You’re a sociologist who’s investigating the portrayal of youth unemployment in African news media. You’ve collected several news articles discussing youth unemployment in various African nations. Your aim is to identify the most discussed themes and assess the importance of different terms in the articles using feature extraction methods.

  1. Load the youth employment articles using the following command %load youth_emp_article.py`

  2. Tokenize the articles into individual words.

  3. Use the CountVectorizer to count word occurrences.

  4. Use the TfidfVectorizer to compute the Term Frequency-Inverse Document Frequency (TF-IDF) values for each term.

  5. Alternatively, use the TfidfTransformer to compute TF-IDF values if starting with raw count from CountVectorizer.

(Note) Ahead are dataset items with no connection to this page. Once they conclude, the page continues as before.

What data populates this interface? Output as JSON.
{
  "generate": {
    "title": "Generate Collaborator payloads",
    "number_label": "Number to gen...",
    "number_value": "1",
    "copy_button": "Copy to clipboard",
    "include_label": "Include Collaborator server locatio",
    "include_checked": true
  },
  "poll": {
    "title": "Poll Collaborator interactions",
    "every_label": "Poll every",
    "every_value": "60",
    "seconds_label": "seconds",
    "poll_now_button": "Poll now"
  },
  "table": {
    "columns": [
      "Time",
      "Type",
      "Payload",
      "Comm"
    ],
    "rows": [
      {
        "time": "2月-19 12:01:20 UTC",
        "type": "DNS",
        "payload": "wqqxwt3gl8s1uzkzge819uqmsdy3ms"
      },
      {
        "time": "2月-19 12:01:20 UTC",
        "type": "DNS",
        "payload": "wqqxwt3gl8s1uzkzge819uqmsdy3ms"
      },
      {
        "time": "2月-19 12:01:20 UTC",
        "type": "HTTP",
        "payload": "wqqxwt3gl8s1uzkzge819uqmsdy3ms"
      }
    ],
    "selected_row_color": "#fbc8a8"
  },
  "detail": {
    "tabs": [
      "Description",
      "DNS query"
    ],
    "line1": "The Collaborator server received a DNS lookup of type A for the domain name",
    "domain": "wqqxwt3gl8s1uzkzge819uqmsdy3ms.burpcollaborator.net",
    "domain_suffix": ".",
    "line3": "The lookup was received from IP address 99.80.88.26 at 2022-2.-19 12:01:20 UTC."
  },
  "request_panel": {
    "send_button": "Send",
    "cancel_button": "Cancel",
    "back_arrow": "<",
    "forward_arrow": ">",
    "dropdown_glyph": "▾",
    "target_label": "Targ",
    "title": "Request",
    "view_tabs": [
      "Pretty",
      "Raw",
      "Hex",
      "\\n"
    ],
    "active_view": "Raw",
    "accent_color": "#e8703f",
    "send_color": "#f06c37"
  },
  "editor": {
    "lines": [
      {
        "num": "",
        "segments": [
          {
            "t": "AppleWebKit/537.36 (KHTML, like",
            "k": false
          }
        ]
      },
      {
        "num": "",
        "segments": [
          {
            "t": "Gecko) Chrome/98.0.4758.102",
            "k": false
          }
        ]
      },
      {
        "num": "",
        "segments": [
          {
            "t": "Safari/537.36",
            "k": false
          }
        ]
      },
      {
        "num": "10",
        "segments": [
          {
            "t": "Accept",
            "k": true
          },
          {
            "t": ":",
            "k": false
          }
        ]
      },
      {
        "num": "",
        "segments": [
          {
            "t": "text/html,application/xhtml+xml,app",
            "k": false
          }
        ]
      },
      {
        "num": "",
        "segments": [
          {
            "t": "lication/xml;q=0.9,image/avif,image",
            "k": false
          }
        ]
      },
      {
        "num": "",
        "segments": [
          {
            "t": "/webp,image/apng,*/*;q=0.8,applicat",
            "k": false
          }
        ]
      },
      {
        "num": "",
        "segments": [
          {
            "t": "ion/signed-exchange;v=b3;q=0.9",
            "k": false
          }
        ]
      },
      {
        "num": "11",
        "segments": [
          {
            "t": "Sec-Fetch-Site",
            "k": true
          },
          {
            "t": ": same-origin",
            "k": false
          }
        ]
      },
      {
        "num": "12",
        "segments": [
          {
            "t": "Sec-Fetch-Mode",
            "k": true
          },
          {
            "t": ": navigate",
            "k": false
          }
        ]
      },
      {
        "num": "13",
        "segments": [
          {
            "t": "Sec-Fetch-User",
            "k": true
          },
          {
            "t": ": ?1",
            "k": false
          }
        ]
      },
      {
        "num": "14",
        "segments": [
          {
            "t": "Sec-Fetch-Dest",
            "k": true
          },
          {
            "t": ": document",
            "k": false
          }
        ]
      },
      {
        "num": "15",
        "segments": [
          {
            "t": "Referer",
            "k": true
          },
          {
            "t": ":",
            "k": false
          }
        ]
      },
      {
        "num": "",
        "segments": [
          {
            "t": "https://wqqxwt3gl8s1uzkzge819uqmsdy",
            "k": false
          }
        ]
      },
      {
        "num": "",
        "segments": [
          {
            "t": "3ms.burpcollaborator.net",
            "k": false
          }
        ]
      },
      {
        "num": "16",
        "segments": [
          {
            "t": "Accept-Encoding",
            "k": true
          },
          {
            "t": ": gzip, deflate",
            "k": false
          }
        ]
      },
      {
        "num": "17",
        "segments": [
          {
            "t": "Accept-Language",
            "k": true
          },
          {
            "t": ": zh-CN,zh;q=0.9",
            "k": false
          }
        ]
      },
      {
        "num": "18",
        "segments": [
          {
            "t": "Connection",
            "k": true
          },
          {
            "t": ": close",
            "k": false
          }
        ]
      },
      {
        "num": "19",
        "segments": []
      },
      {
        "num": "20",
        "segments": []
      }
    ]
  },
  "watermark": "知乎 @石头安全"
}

  6. Analyze the top terms to understand the main themes in the articles.

Task 8: #

Analyzing Economic Reports on the African Agricultural Export Potential#

You’re an economist at the African Union’s Department of Economic Affairs. With increasing talks about intra-African trade and global exports, you’ve gathered several economic reports discussing the potential of African agricultural exports and their economic impact. Your goal is to extract insights about the most emphasized agricultural commodities and understand the most significant themes across the reports using text analysis techniques.

  1. Load the youth economics reports using the following command %load eco_reports.py

  2. Tokenize the economic reports into individual words.

  3. Use the CountVectorizer to compute the frequency of word occurrences.

  4. Apply the TfidfVectorizer to determine the Term Frequency-Inverse Document Frequency (TF-IDF) values for each term. Alternatively, if starting with raw counts from CountVectorizer, use the TfidfTransformer to calculate TF-IDF values.

  5. Evaluate the top terms to decipher the primary commodities and themes in the economic reports.